少し不安はあったけれど、なんとかあたしにも夏休みがやってきそうだ。
もちろんあたしと違い、もともと優秀な杉本はらくらくと追試をこなしている。
夏休み、か…。
それは杉本と会えない日々になるわけで。
あたしを不安に——。それは違うな。
寂しくなる、ような? これも違う。
うーん…。
夏休み前、最後の屋上。とくに待ち合わせることもなく、そこへ向かったら杉本がいた。夏休みが始まると、もうこんな風に屋上で会うこともない。
「携帯?」
「おー、番号教えて」
なんだかモヤモヤしているあたしの気持ちをわかっているのか、だけどたくさん話をするわけでもないから考えていることなんてわからない。
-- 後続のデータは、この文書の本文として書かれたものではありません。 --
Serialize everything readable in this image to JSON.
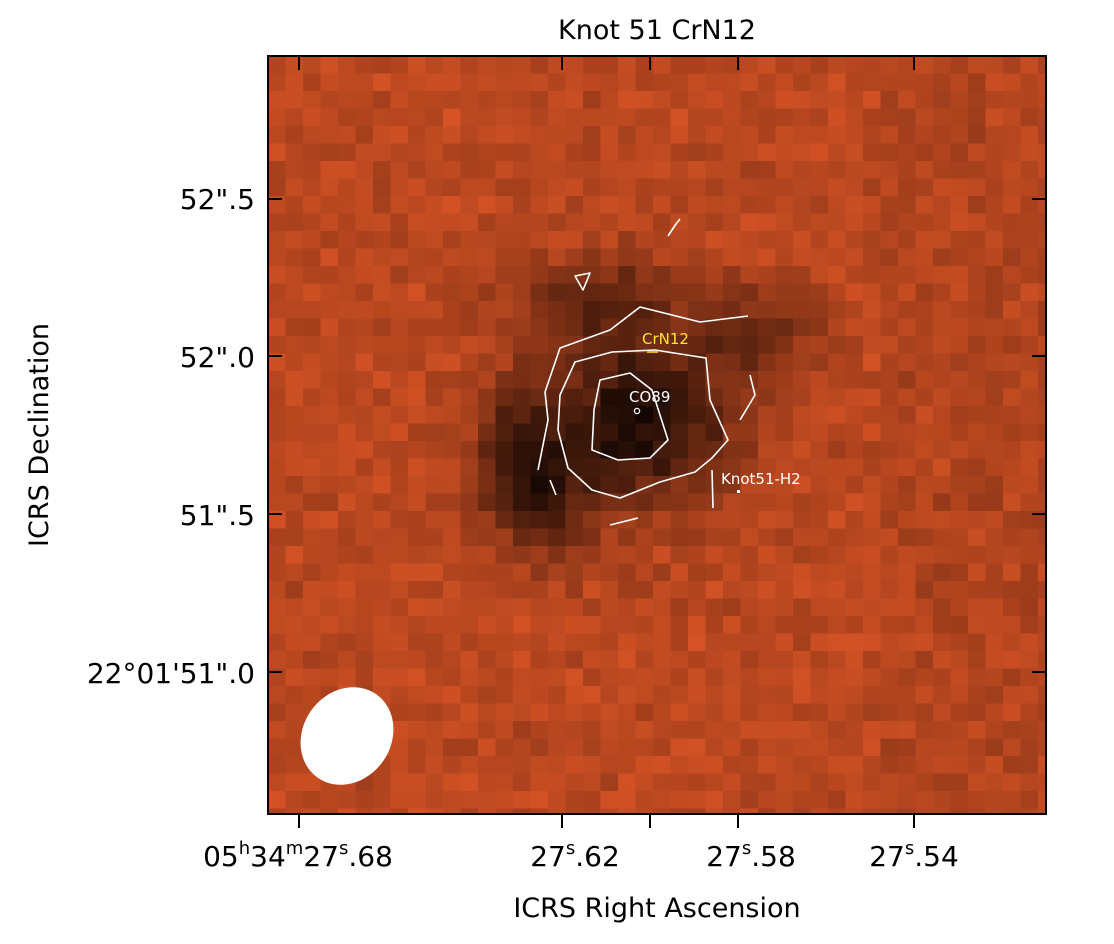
{
  "title": "Knot 51 CrN12",
  "x_axis": {
    "label": "ICRS Right Ascension",
    "ticks": [
      {
        "value": "27.68",
        "h": "05",
        "m": "34",
        "s": "27",
        "frac": ".68"
      },
      {
        "value": "27.62",
        "s": "27",
        "frac": ".62"
      },
      {
        "value": "27.58",
        "s": "27",
        "frac": ".58"
      },
      {
        "value": "27.54",
        "s": "27",
        "frac": ".54"
      }
    ]
  },
  "y_axis": {
    "label": "ICRS Declination",
    "ticks": [
      "52\".5",
      "52\".0",
      "51\".5",
      "22°01'51\".0"
    ]
  },
  "markers": [
    {
      "id": "crn12",
      "label": "CrN12",
      "color": "#ffe433"
    },
    {
      "id": "co89",
      "label": "CO89",
      "color": "#ffffff"
    },
    {
      "id": "knot51h2",
      "label": "Knot51-H2",
      "color": "#ffffff"
    }
  ],
  "colors": {
    "background": "#ffffff",
    "image_base": "#b8461f",
    "image_dark": "#1e0804",
    "contour": "#ffffff",
    "beam": "#ffffff"
  }
}
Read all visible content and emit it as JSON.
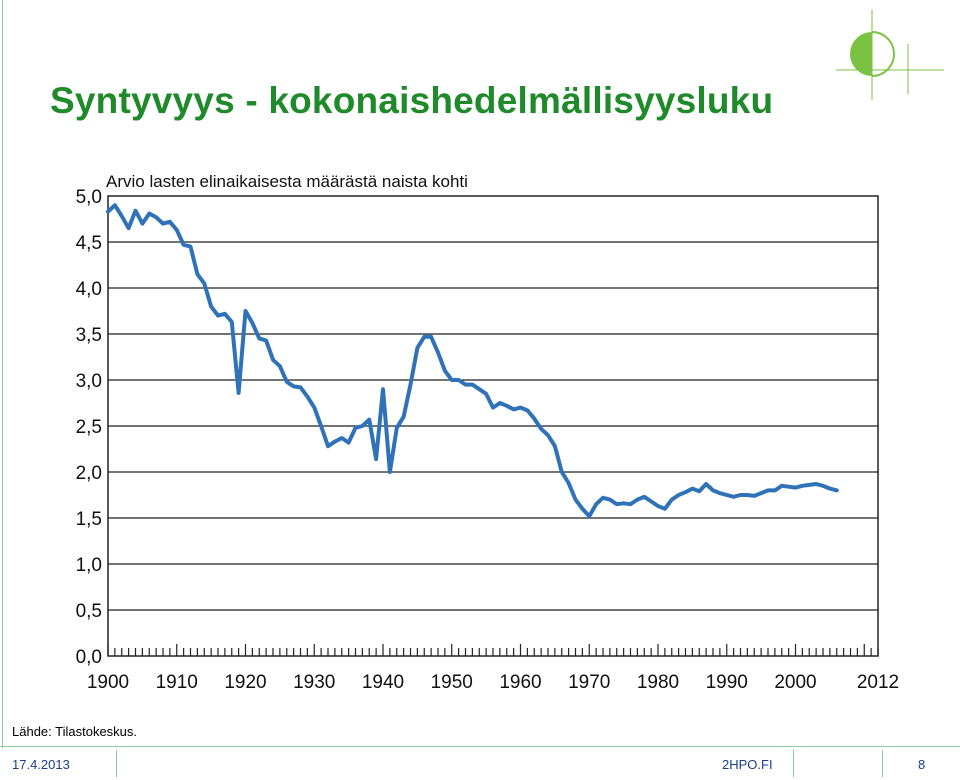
{
  "slide": {
    "title": "Syntyvyys - kokonaishedelmällisyysluku",
    "source": "Lähde: Tilastokeskus."
  },
  "footer": {
    "date": "17.4.2013",
    "site": "2HPO.FI",
    "page": "8"
  },
  "colors": {
    "title": "#1f8a2a",
    "line": "#2f72b8",
    "accent_green": "#7cc242",
    "footer_text": "#1a3f8c"
  },
  "logo": {
    "icon": "half-circle-logo-icon"
  },
  "chart_data": {
    "type": "line",
    "title": "Arvio lasten elinaikaisesta määrästä naista kohti",
    "xlabel": "",
    "ylabel": "",
    "xlim": [
      1900,
      2012
    ],
    "ylim": [
      0,
      5
    ],
    "x_tick_labels": [
      "1900",
      "1910",
      "1920",
      "1930",
      "1940",
      "1950",
      "1960",
      "1970",
      "1980",
      "1990",
      "2000",
      "2012"
    ],
    "x_tick_values": [
      1900,
      1910,
      1920,
      1930,
      1940,
      1950,
      1960,
      1970,
      1980,
      1990,
      2000,
      2012
    ],
    "y_tick_labels": [
      "5,0",
      "4,5",
      "4,0",
      "3,5",
      "3,0",
      "2,5",
      "2,0",
      "1,5",
      "1,0",
      "0,5",
      "0,0"
    ],
    "y_tick_values": [
      5,
      4.5,
      4,
      3.5,
      3,
      2.5,
      2,
      1.5,
      1,
      0.5,
      0
    ],
    "grid": true,
    "series": [
      {
        "values": [
          [
            1900,
            4.83
          ],
          [
            1901,
            4.9
          ],
          [
            1902,
            4.78
          ],
          [
            1903,
            4.65
          ],
          [
            1904,
            4.84
          ],
          [
            1905,
            4.7
          ],
          [
            1906,
            4.81
          ],
          [
            1907,
            4.77
          ],
          [
            1908,
            4.7
          ],
          [
            1909,
            4.72
          ],
          [
            1910,
            4.63
          ],
          [
            1911,
            4.47
          ],
          [
            1912,
            4.45
          ],
          [
            1913,
            4.15
          ],
          [
            1914,
            4.05
          ],
          [
            1915,
            3.8
          ],
          [
            1916,
            3.7
          ],
          [
            1917,
            3.72
          ],
          [
            1918,
            3.63
          ],
          [
            1919,
            2.86
          ],
          [
            1920,
            3.75
          ],
          [
            1921,
            3.62
          ],
          [
            1922,
            3.45
          ],
          [
            1923,
            3.43
          ],
          [
            1924,
            3.22
          ],
          [
            1925,
            3.15
          ],
          [
            1926,
            2.98
          ],
          [
            1927,
            2.93
          ],
          [
            1928,
            2.92
          ],
          [
            1929,
            2.82
          ],
          [
            1930,
            2.7
          ],
          [
            1931,
            2.5
          ],
          [
            1932,
            2.28
          ],
          [
            1933,
            2.33
          ],
          [
            1934,
            2.37
          ],
          [
            1935,
            2.32
          ],
          [
            1936,
            2.48
          ],
          [
            1937,
            2.5
          ],
          [
            1938,
            2.57
          ],
          [
            1939,
            2.14
          ],
          [
            1940,
            2.9
          ],
          [
            1941,
            2.0
          ],
          [
            1942,
            2.48
          ],
          [
            1943,
            2.6
          ],
          [
            1944,
            2.95
          ],
          [
            1945,
            3.35
          ],
          [
            1946,
            3.47
          ],
          [
            1947,
            3.47
          ],
          [
            1948,
            3.3
          ],
          [
            1949,
            3.1
          ],
          [
            1950,
            3.0
          ],
          [
            1951,
            3.0
          ],
          [
            1952,
            2.95
          ],
          [
            1953,
            2.95
          ],
          [
            1954,
            2.9
          ],
          [
            1955,
            2.85
          ],
          [
            1956,
            2.7
          ],
          [
            1957,
            2.75
          ],
          [
            1958,
            2.72
          ],
          [
            1959,
            2.68
          ],
          [
            1960,
            2.7
          ],
          [
            1961,
            2.67
          ],
          [
            1962,
            2.58
          ],
          [
            1963,
            2.47
          ],
          [
            1964,
            2.4
          ],
          [
            1965,
            2.28
          ],
          [
            1966,
            2.0
          ],
          [
            1967,
            1.88
          ],
          [
            1968,
            1.7
          ],
          [
            1969,
            1.6
          ],
          [
            1970,
            1.52
          ],
          [
            1971,
            1.65
          ],
          [
            1972,
            1.72
          ],
          [
            1973,
            1.7
          ],
          [
            1974,
            1.65
          ],
          [
            1975,
            1.66
          ],
          [
            1976,
            1.65
          ],
          [
            1977,
            1.7
          ],
          [
            1978,
            1.73
          ],
          [
            1979,
            1.68
          ],
          [
            1980,
            1.63
          ],
          [
            1981,
            1.6
          ],
          [
            1982,
            1.7
          ],
          [
            1983,
            1.75
          ],
          [
            1984,
            1.78
          ],
          [
            1985,
            1.82
          ],
          [
            1986,
            1.79
          ],
          [
            1987,
            1.87
          ],
          [
            1988,
            1.8
          ],
          [
            1989,
            1.77
          ],
          [
            1990,
            1.75
          ],
          [
            1991,
            1.73
          ],
          [
            1992,
            1.75
          ],
          [
            1993,
            1.75
          ],
          [
            1994,
            1.74
          ],
          [
            1995,
            1.77
          ],
          [
            1996,
            1.8
          ],
          [
            1997,
            1.8
          ],
          [
            1998,
            1.85
          ],
          [
            1999,
            1.84
          ],
          [
            2000,
            1.83
          ],
          [
            2001,
            1.85
          ],
          [
            2002,
            1.86
          ],
          [
            2003,
            1.87
          ],
          [
            2004,
            1.85
          ],
          [
            2005,
            1.82
          ],
          [
            2006,
            1.8
          ]
        ]
      }
    ]
  }
}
けれど杉本がお互いの番号を知らないことについて指摘してきたので教えあう。
なんとなく“杉本”とは入力せずに“シン”と入力を済ませた。特に意味の持つ事ではない。
だけどその“シン”という文字が携帯のディスプレイに表示される日なんてあるのだろうか。
ぼんやり考える。
もしそんな日が来るなら、そのころには杉本のことを“シン”と呼んでいるのかな。
なんかそれぐらい、ちょっとありえないことのように感じてしまう。
「さんきゅ」
あたしの名前を杉本はなんて入力したのかな。
携帯へ入力を終えたあたしの目に、待ちうけ写真が飛び込んできた。
そこには遼汰とあたし。幸せそうに笑う、2人の写真。